The Prophet Ezekiel ministered to Israel in the 6th century BC. He was a contemporary of the prophets Daniel and Jeremiah.
The Book of Ezekiel records several visions he saw from God. Visions are difficult to understand and interpret as they involve an attempt to describe – with human language – things that “eye has not seen, nor ear heard” (1 Corinthians 2:9). One such vision was Ezekiel’s vision of God and the four creatures in Chapter 1.
Ezekiel describes seeing “four living creatures”, each with four faces and four wings (v 5 and 6). We later learn that these creatures are Cherubim – the angels that guard the throne of God and unceasingly cry out “Holy, holy, holy” to God. The four faces were of a man, a lion, an ox, and an eagle (v 10). We might think that this is a strange scene. However, in the Revelation, St John also describes seeing four living creatures with a similar appearance (Revelation 4:6-8).

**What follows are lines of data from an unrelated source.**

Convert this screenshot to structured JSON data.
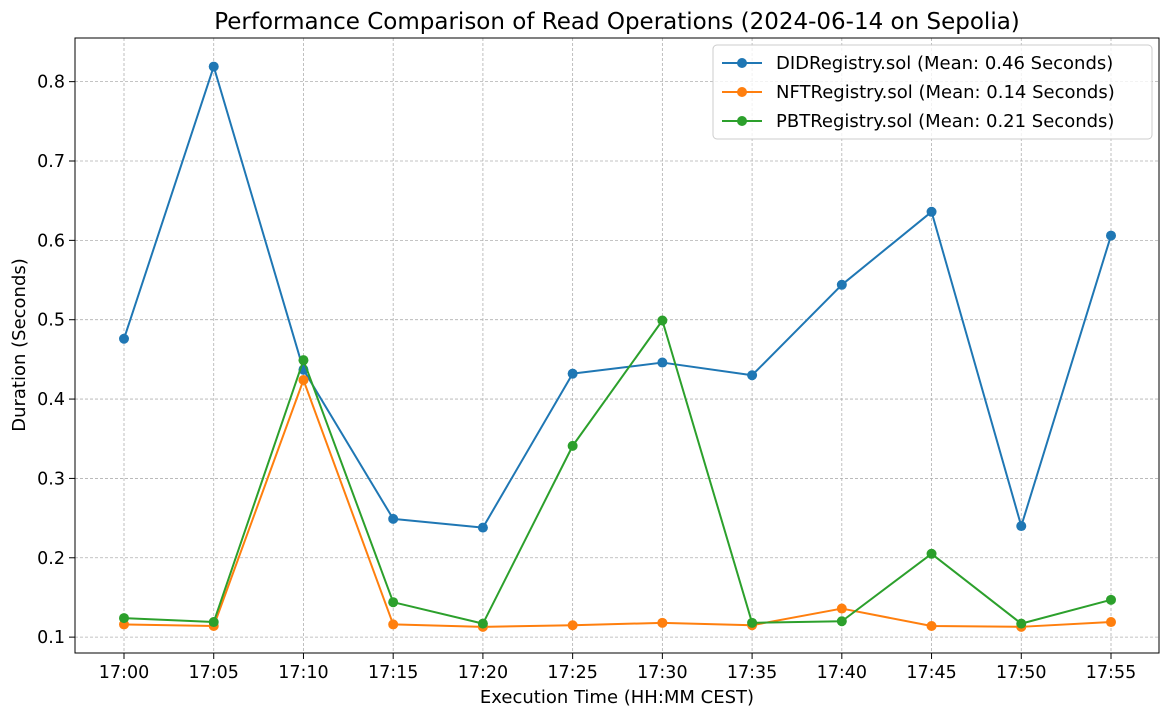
{
  "chart_data": {
    "type": "line",
    "title": "Performance Comparison of Read Operations (2024-06-14 on Sepolia)",
    "xlabel": "Execution Time (HH:MM CEST)",
    "ylabel": "Duration (Seconds)",
    "categories": [
      "17:00",
      "17:05",
      "17:10",
      "17:15",
      "17:20",
      "17:25",
      "17:30",
      "17:35",
      "17:40",
      "17:45",
      "17:50",
      "17:55"
    ],
    "ylim": [
      0.08,
      0.855
    ],
    "yticks": [
      0.1,
      0.2,
      0.3,
      0.4,
      0.5,
      0.6,
      0.7,
      0.8
    ],
    "ytick_labels": [
      "0.1",
      "0.2",
      "0.3",
      "0.4",
      "0.5",
      "0.6",
      "0.7",
      "0.8"
    ],
    "grid": true,
    "legend_position": "top-right",
    "series": [
      {
        "name": "DIDRegistry.sol (Mean: 0.46 Seconds)",
        "color": "#1f77b4",
        "values": [
          0.476,
          0.819,
          0.437,
          0.249,
          0.238,
          0.432,
          0.446,
          0.43,
          0.544,
          0.636,
          0.24,
          0.606
        ]
      },
      {
        "name": "NFTRegistry.sol (Mean: 0.14 Seconds)",
        "color": "#ff7f0e",
        "values": [
          0.116,
          0.114,
          0.424,
          0.116,
          0.113,
          0.115,
          0.118,
          0.115,
          0.136,
          0.114,
          0.113,
          0.119
        ]
      },
      {
        "name": "PBTRegistry.sol (Mean: 0.21 Seconds)",
        "color": "#2ca02c",
        "values": [
          0.124,
          0.119,
          0.449,
          0.144,
          0.117,
          0.341,
          0.499,
          0.118,
          0.12,
          0.205,
          0.117,
          0.147
        ]
      }
    ]
  }
}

The Church Fathers see these creatures as representing the Four Evangelists. They also show the characteristics of Christ Himself which we are called to emulate, being the human reason He had, the sacrifice He made like an ox, the lion-like bravery He had and the contemplation of higher things we achieve through Him, symbolised by the eagle.

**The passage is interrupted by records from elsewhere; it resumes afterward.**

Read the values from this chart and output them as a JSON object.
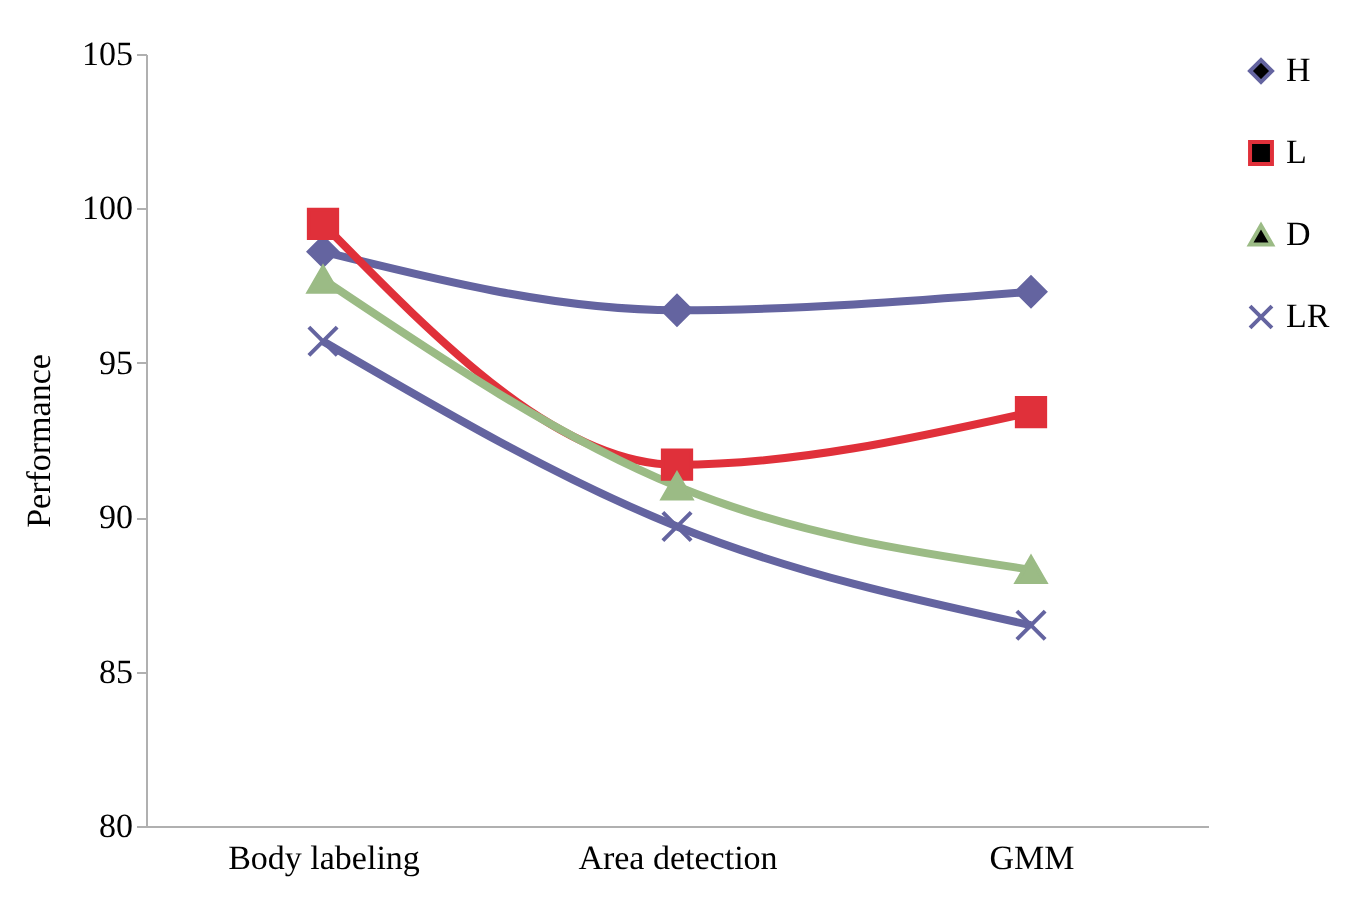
{
  "chart_data": {
    "type": "line",
    "ylabel": "Performance",
    "categories": [
      "Body labeling",
      "Area detection",
      "GMM"
    ],
    "series": [
      {
        "name": "H",
        "color": "#6464a0",
        "marker": "diamond",
        "values": [
          98.6,
          96.7,
          97.3
        ]
      },
      {
        "name": "L",
        "color": "#e0303a",
        "marker": "square",
        "values": [
          99.5,
          91.7,
          93.4
        ]
      },
      {
        "name": "D",
        "color": "#9bbb85",
        "marker": "triangle",
        "values": [
          97.7,
          91.0,
          88.3
        ]
      },
      {
        "name": "LR",
        "color": "#6464a0",
        "marker": "cross",
        "values": [
          95.7,
          89.7,
          86.5
        ]
      }
    ],
    "ylim": [
      80,
      105
    ],
    "yticks": [
      80,
      85,
      90,
      95,
      100,
      105
    ],
    "grid": false,
    "legend": "right"
  }
}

Ezekiel then sees “one wheel on the earth next to each living creature,” designed in a way that there was a “wheel within a wheel” (v 14 and 15). Those wheels went wherever the living creatures went (v 20). St Gregory the Dialogist sees the wheels as illustrating that the “New Testament lay hidden by allegory in … the Old Testament,” which is carried by the Evangelists and helps us to understand God.
Finally, Ezekiel sees a man surrounded with brightness “like the appearance of a rainbow in a cloud on a rainy day” (v 27). This represents the glory of the New Covenant brought by Jesus’ Incarnation – where before there was darkness, now there is brightness and glory.